Via cnn.com: The estate of fashion photographer Guy Bourdin is suing Madonna for her use of images inspired by those of the photographer, in her recent music video. A side-by-side comparison of frames from the video and those taken by the photographer are here.
Interesting piece from Dave Winer entitled “The Rule of Links.” I think that he uses ‘must’ when I would use ‘should,’ but I agree with one of his central tenets, which is that if you are discussing a source that is available on the Web, it is disrespectful to your reader not to link to it (and what about those who sell access to sources that are freely available on the web? I know of one law site that does).
To tie this (link this?) to trademark law, I note that I have written a short piece on the trademark theory of Initial Interest Confusion, in which I suggest that we are seeing an emerging tort of ‘deceptive diversion of traffic’ (embracing cyber-squatting but other activities as well). In order to establish diversion, one would likely need to establish that users were not meandering but had a specific destination from which they were diverted. A potential plaintiff may need to inferentially prove destination by showing what were the reasonable user expectations arising from a specific navigational device, such as a URL, search engine result, banner ad, or link. For example, in the Panavision case, the Court accepted the ‘dot com assumption,’ namely that someone typing in [example].com, ‘expected’ to land on the page of the owner of the [example] trademark.
So that’s where the thought of a comprehensive rules of links come in. I hope someone complies them.
Verisign has been sued by a domain name registrant for $3 million in damages allegedly resulting from Verisign’s ‘dropping’ of the domain name. This is the first suit against Verisign since the Ninth Circuit held in the sex.com case that the negligent handling of a domain name registration was a colorable claim.
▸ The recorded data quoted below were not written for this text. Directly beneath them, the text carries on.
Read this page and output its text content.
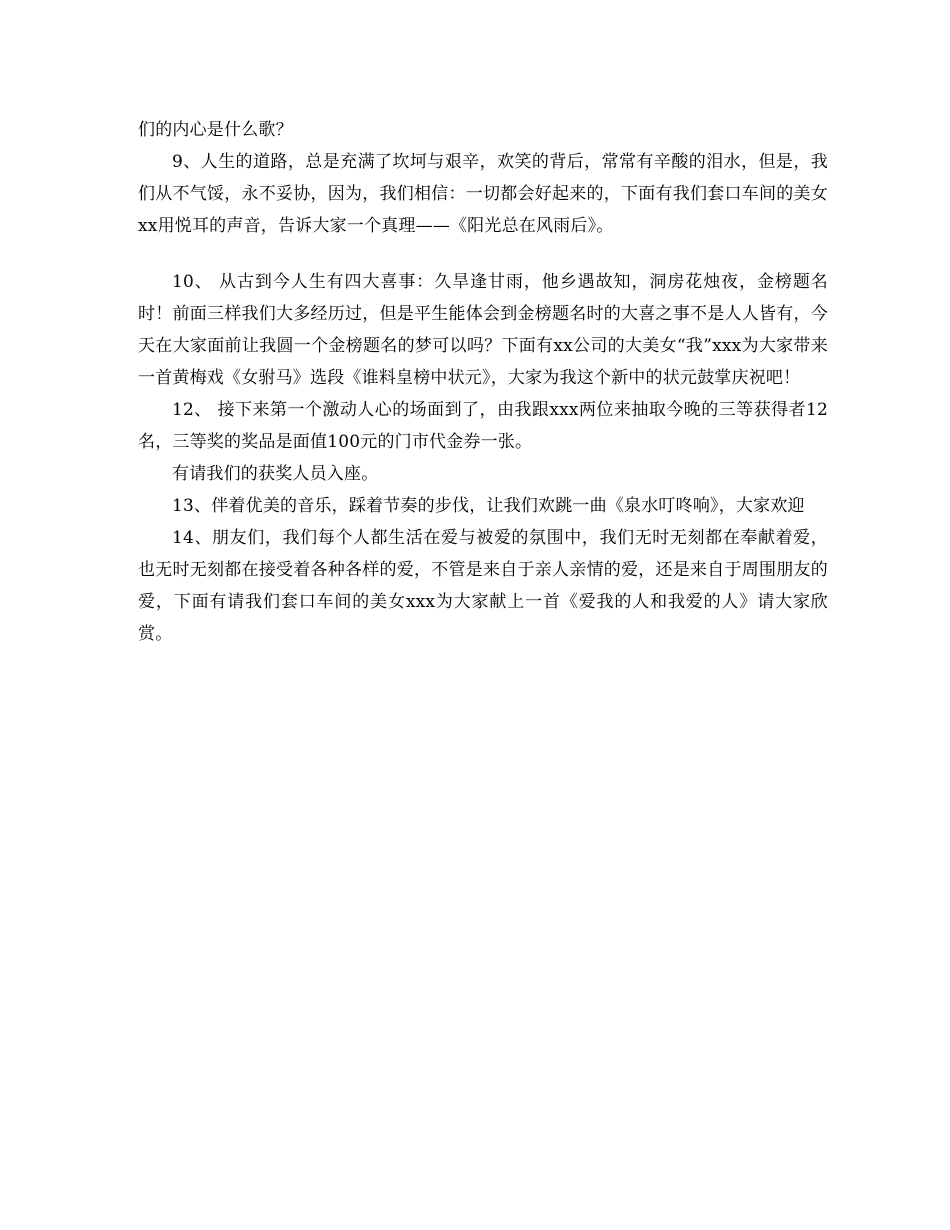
们的内心是什么歌？

9、人生的道路，总是充满了坎坷与艰辛，欢笑的背后，常常有辛酸的泪水，但是，我们从不气馁，永不妥协，因为，我们相信：一切都会好起来的，下面有我们套口车间的美女xx用悦耳的声音，告诉大家一个真理——《阳光总在风雨后》。

10、 从古到今人生有四大喜事：久旱逢甘雨，他乡遇故知，洞房花烛夜，金榜题名时！前面三样我们大多经历过，但是平生能体会到金榜题名时的大喜之事不是人人皆有，今天在大家面前让我圆一个金榜题名的梦可以吗？下面有xx公司的大美女“我”xxx为大家带来一首黄梅戏《女驸马》选段《谁料皇榜中状元》，大家为我这个新中的状元鼓掌庆祝吧！

12、 接下来第一个激动人心的场面到了，由我跟xxx两位来抽取今晚的三等获得者12名，三等奖的奖品是面值100元的门市代金券一张。

有请我们的获奖人员入座。

13、伴着优美的音乐，踩着节奏的步伐，让我们欢跳一曲《泉水叮咚响》，大家欢迎

14、朋友们，我们每个人都生活在爱与被爱的氛围中，我们无时无刻都在奉献着爱，也无时无刻都在接受着各种各样的爱，不管是来自于亲人亲情的爱，还是来自于周围朋友的爱，下面有请我们套口车间的美女xxx为大家献上一首《爱我的人和我爱的人》请大家欣赏。
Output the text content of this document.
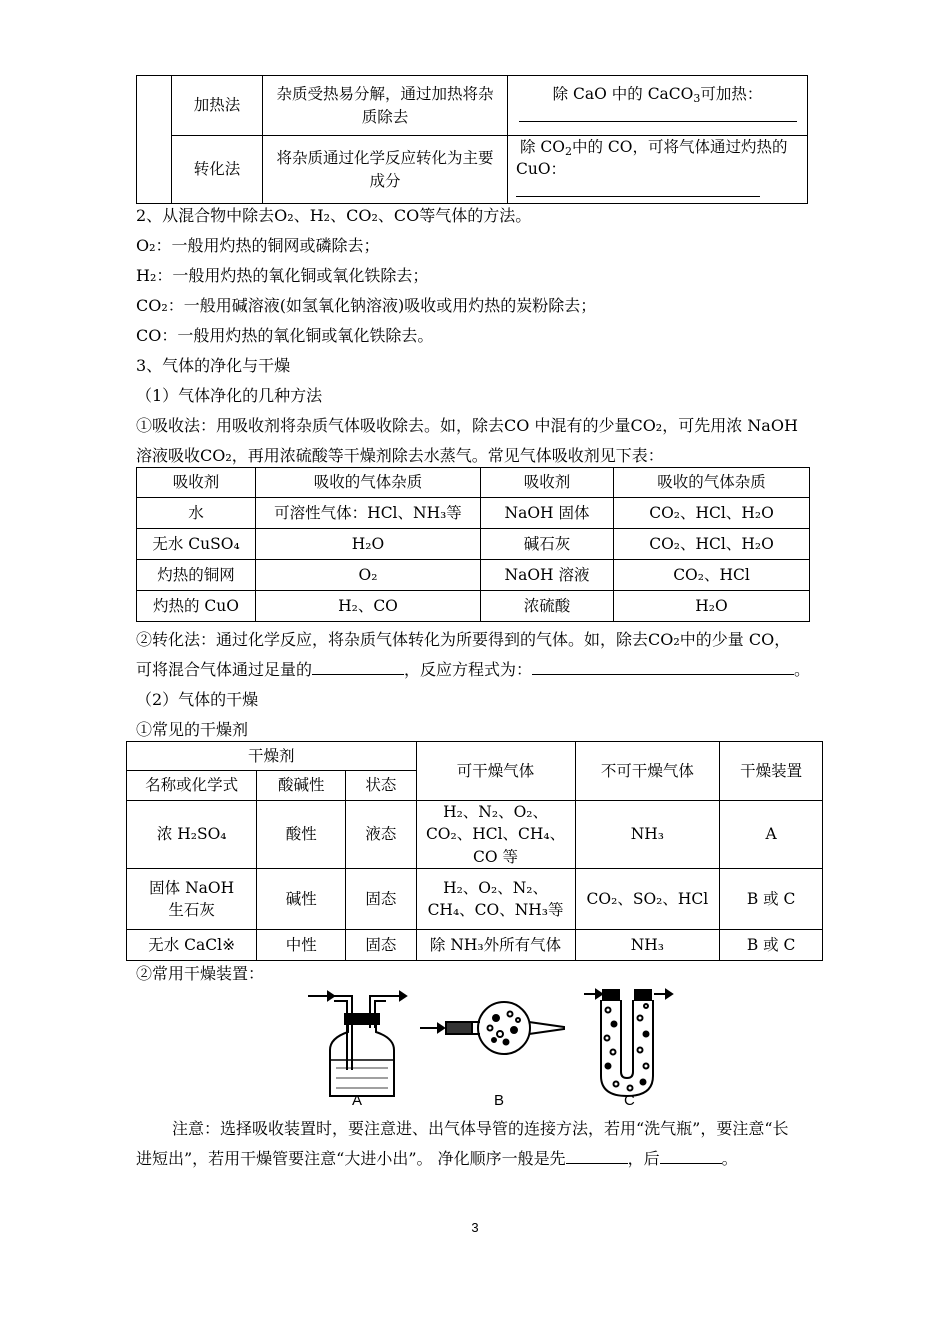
	加热法	杂质受热易分解，通过加热将杂质除去	除 CaO 中的 CaCO$_3$可加热：

	转化法	将杂质通过化学反应转化为主要成分	除 $CO_2$中的 CO，可将气体通过灼热的
CuO：
2、从混合物中除去O₂、H₂、CO₂、CO等气体的方法。
O₂：一般用灼热的铜网或磷除去；
H₂：一般用灼热的氧化铜或氧化铁除去；
CO₂：一般用碱溶液(如氢氧化钠溶液)吸收或用灼热的炭粉除去；
CO：一般用灼热的氧化铜或氧化铁除去。
3、气体的净化与干燥
（1）气体净化的几种方法
①吸收法：用吸收剂将杂质气体吸收除去。如，除去CO 中混有的少量CO₂，可先用浓 NaOH
溶液吸收CO₂，再用浓硫酸等干燥剂除去水蒸气。常见气体吸收剂见下表：
吸收剂	吸收的气体杂质	吸收剂	吸收的气体杂质
水	可溶性气体：HCl、NH₃等	NaOH 固体	CO₂、HCl、H₂O
无水 CuSO₄	H₂O	碱石灰	CO₂、HCl、H₂O
灼热的铜网	O₂	NaOH 溶液	CO₂、HCl
灼热的 CuO	H₂、CO	浓硫酸	H₂O
②转化法：通过化学反应，将杂质气体转化为所要得到的气体。如，除去CO₂中的少量 CO，
可将混合气体通过足量的	，反应方程式为：	。
（2）气体的干燥
①常见的干燥剂
干燥剂			可干燥气体	不可干燥气体	干燥装置
名称或化学式	酸碱性	状态			
浓 H₂SO₄	酸性	液态	H₂、N₂、O₂、CO₂、HCl、CH₄、CO 等	NH₃	A
固体 NaOH
生石灰	碱性	固态	H₂、O₂、N₂、CH₄、CO、NH₃等	CO₂、SO₂、HCl	B 或 C
无水 CaCl※	中性	固态	除 NH₃外所有气体	NH₃	B 或 C
②常用干燥装置：
A	B	C
注意：选择吸收装置时，要注意进、出气体导管的连接方法，若用“洗气瓶”，要注意“长
进短出”，若用干燥管要注意“大进小出”。 净化顺序一般是先	，后	。
3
The owners of several buildings in Times Square had sued Sony Picutres because the movie SPIDER-MAN had contained digital renderings of those buildings altered to show different ads on the billboards than those found in real-life (presumably depriving the building owner and those advertisers of additional revenue). The district court dismissed the trademark claim on the ground that no purchaisng decision was affected by the change; the trade dress claim was dismissed because the advertisements were changed so often that there could be no protectable trade dress; and the trespass claim was dismissed because taking the digital photograph of the buildings was not deemed to be the sort of actionable contact with physical property recognized as trespass.
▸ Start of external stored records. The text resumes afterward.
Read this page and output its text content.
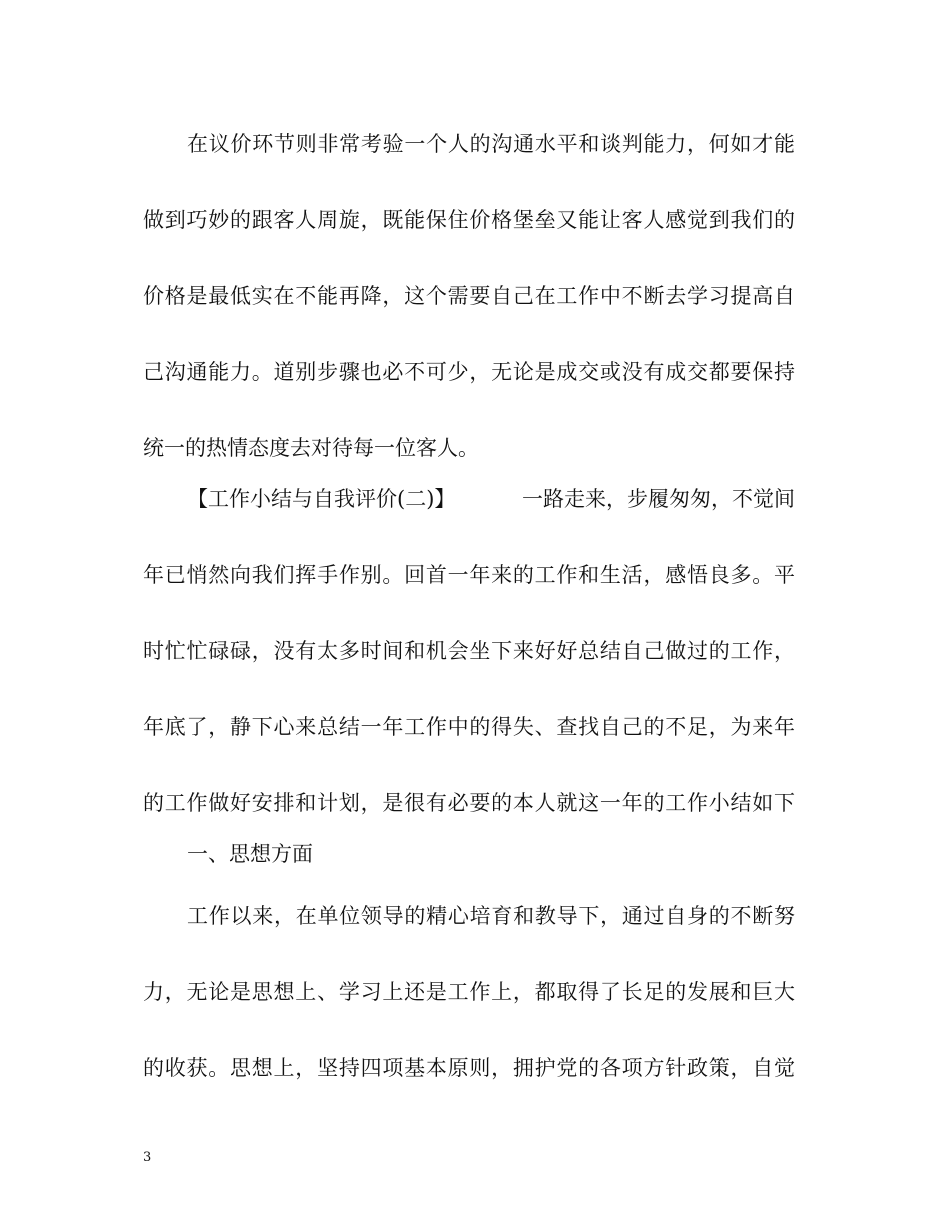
在议价环节则非常考验一个人的沟通水平和谈判能力，何如才能
做到巧妙的跟客人周旋，既能保住价格堡垒又能让客人感觉到我们的
价格是最低实在不能再降，这个需要自己在工作中不断去学习提高自
己沟通能力。道别步骤也必不可少，无论是成交或没有成交都要保持
统一的热情态度去对待每一位客人。
【工作小结与自我评价(二)】	一路走来，步履匆匆，不觉间
年已悄然向我们挥手作别。回首一年来的工作和生活，感悟良多。平
时忙忙碌碌，没有太多时间和机会坐下来好好总结自己做过的工作，
年底了，静下心来总结一年工作中的得失、查找自己的不足，为来年
的工作做好安排和计划，是很有必要的本人就这一年的工作小结如下
一、思想方面
工作以来，在单位领导的精心培育和教导下，通过自身的不断努
力，无论是思想上、学习上还是工作上，都取得了长足的发展和巨大
的收获。思想上，坚持四项基本原则，拥护党的各项方针政策，自觉
3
On appeal, the Second Circuit has affirmed the dismissal of the federal claims. However, it has reversed the dismissai WITH prejudice, instead remanding the case to the District Court to enter a dismissal WITHOUT prejudice, because the District Court should not have exercised supplemental jurisdiction over the state trespass claim. A NY State Court has not yet ruled on the question as to whether physical damage is an element of trespass – the same issue raised by the Intel v. Hamidi case – and thus dismissal with prejudice was not proper. Plaintiff can now re-file in state court should it choose to do so.
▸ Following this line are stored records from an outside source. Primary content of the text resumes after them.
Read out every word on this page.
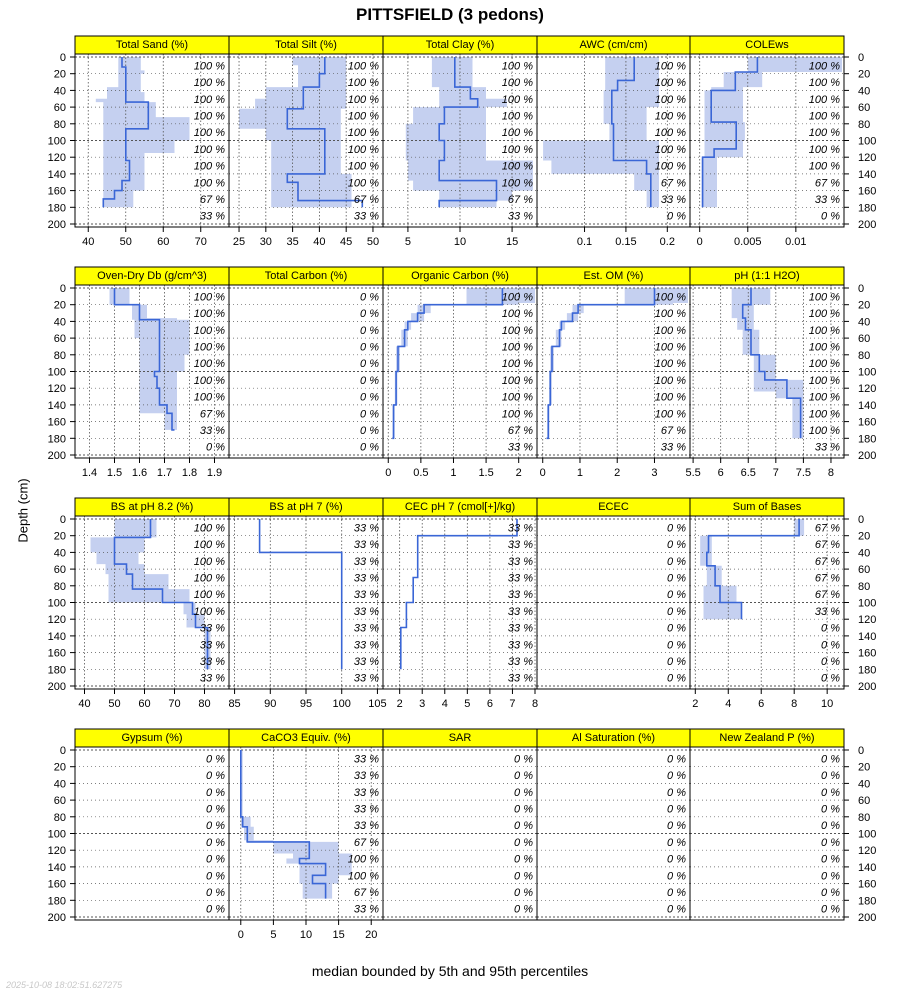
PITTSFIELD (3 pedons)
Depth (cm)
median bounded by 5th and 95th percentiles
2025-10-08 18:02:51.627275
Total Sand (%)
100 %
100 %
100 %
100 %
100 %
100 %
100 %
100 %
67 %
33 %
40 50 60 70
Total Silt (%)
100 %
100 %
100 %
100 %
100 %
100 %
100 %
100 %
67 %
33 %
25 30 35 40 45 50
Total Clay (%)
100 %
100 %
100 %
100 %
100 %
100 %
100 %
100 %
67 %
33 %
5	10	15
AWC (cm/cm)
100 %
100 %
100 %
100 %
100 %
100 %
100 %
67 %
33 %
0 %
0.1 0.15 0.2
COLEws
100 %
100 %
100 %
100 %
100 %
100 %
100 %
67 %
33 %
0 %
0	0.005 0.01
Oven-Dry Db (g/cm^3)
100 %
100 %
100 %
100 %
100 %
100 %
100 %
67 %
33 %
0 %
1.4 1.5 1.6 1.7 1.8 1.9
Total Carbon (%)
0 %
0 %
0 %
0 %
0 %
0 %
0 %
0 %
0 %
0 %
Organic Carbon (%)
100 %
100 %
100 %
100 %
100 %
100 %
100 %
100 %
67 %
33 %
0 0.5 1 1.5 2
Est. OM (%)
100 %
100 %
100 %
100 %
100 %
100 %
100 %
100 %
67 %
33 %
0	1	2	3
pH (1:1 H2O)
100 %
100 %
100 %
100 %
100 %
100 %
100 %
100 %
100 %
33 %
5.5 6 6.5 7 7.5 8
BS at pH 8.2 (%)
100 %
100 %
100 %
100 %
100 %
100 %
33 %
33 %
33 %
33 %
40 50 60 70 80
BS at pH 7 (%)
33 %
33 %
33 %
33 %
33 %
33 %
33 %
33 %
33 %
33 %
85 90 95 100 105
CEC pH 7 (cmol[+]/kg)
33 %
33 %
33 %
33 %
33 %
33 %
33 %
33 %
33 %
33 %
2 3 4 5 6 7 8
ECEC
0 %
0 %
0 %
0 %
0 %
0 %
0 %
0 %
0 %
0 %
Sum of Bases
67 %
67 %
67 %
67 %
67 %
33 %
0 %
0 %
0 %
0 %
2 4 6 8 10
Gypsum (%)
0 %
0 %
0 %
0 %
0 %
0 %
0 %
0 %
0 %
0 %
CaCO3 Equiv. (%)
33 %
33 %
33 %
33 %
33 %
67 %
100 %
100 %
67 %
33 %
0 5 10 15 20
SAR
0 %
0 %
0 %
0 %
0 %
0 %
0 %
0 %
0 %
0 %
Al Saturation (%)
0 %
0 %
0 %
0 %
0 %
0 %
0 %
0 %
0 %
0 %
New Zealand P (%)
0 %
0 %
0 %
0 %
0 %
0 %
0 %
0 %
0 %
0 %
0	0
20	20
40	40
60	60
80	80
100	100
120	120
140	140
160	160
180	180
200	200
0	0
20	20
40	40
60	60
80	80
100	100
120	120
140	140
160	160
180	180
200	200
0	0
20	20
40	40
60	60
80	80
100	100
120	120
140	140
160	160
180	180
200	200
0	0
20	20
40	40
60	60
80	80
100	100
120	120
140	140
160	160
180	180
200	200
Sherwood 48 v. Sony, 02-9100 (Sept 29, 2003) (click on decisions in frame).
John Welch tipped me off to the PTO’s unveiling of TTABVue, a system for viewing scanned-in TTAB documents filed since January of this year.
According to this WIPO press release, starting on April 1, 2004, applicants will be able to file for international trademark regsitrations in Spanish.
According to the NY Times account of jury selection in the Dennis Kozlowski trial, the judge said “This is not about the toy company of a similar name.”
Home of Tyco RC here.
Mr. Krabs zealously guards the secret of his secret sauce in his krabby pattys, which he sells in his restaurant, The Krusty Krab. Plankton seeks to steal the recipe for his rival restaurant, The Chum Bucket. Mr. Krabs observes an important tenet of trade secrets, in that he maintains the confidentiality of the secret sauce recipe, and has forbade his employees, including SpongeBob, from telling Plankton the secret. If Plankton were to lawfully purchase a krabby patty, he could lawfully reverse engineer the recipe. However, Mr. Krabby has barred Plankton from buying one.
Can Mr. Krabs lawfully refuse to sell Plankton a krabby patty?
If Plankton takes control of SponeBob’s brain (see episode 3), thus controlling his actions, and secures a krabby patty in that manner, can he lawfully reverse engineer the secret sauce?